Wednesday, January 12, 2011

Illinois Governor: Reflecting on Death Penalty Ban

'I'll Follow My Conscience'

The Illinois Senate voted to outlaw the death penalty this week. The House approved the ban last week. Illinois Governor Pat Quinn said the opinion of the members of the legislature is important, but he would take his time before making a decision, according to Reuters.

Illinois has not executed anyone for more than a decade after former Republican Gov. George Ryan imposed a moratorium on the death penalty in January 2000. This followed a series of revelations that resulted in a series of inmates had been removed from death row. Reasons for release included prosecutorial errors, lying by witnesses and confessions by others.

Ryan took 167 prisoners off the state's Death Row in 2003, and pardoned another 4. Ryan was in the midst of a federal investigation that resulted in his arrest, conviction and incarceration.

Quinn, a Democrat, has said in the past that he approved of the death penalty for the most heinous crimes, but wanted to continue the moratorium.
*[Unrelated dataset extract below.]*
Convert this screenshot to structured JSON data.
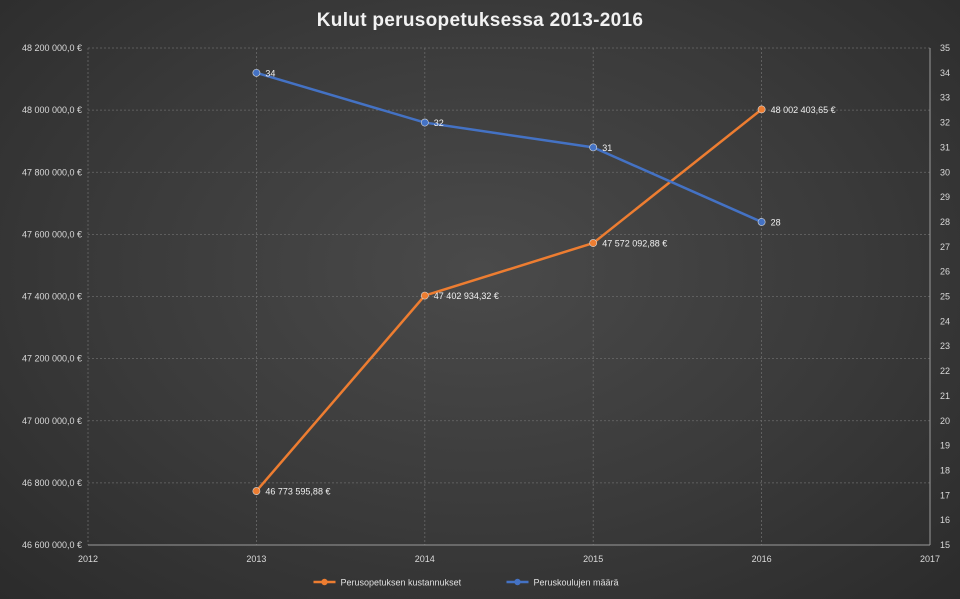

According to Reuters, opponents of lifting the ban include the Illinois State's Attorneys Association, which has said the death penalty is needed for law enforcement and to achieve justice.

If Quinn signs the bill, Illinois would be the 16th state, plus the District of Columbia, to have no death penalty, according to Reuters. New Mexico in 2009 was the last state to abolish the death penalty. There have been no executions in Illinois since 1999. Other states where legislation has been introduced to ban the death penalty include Colorado and Kansas.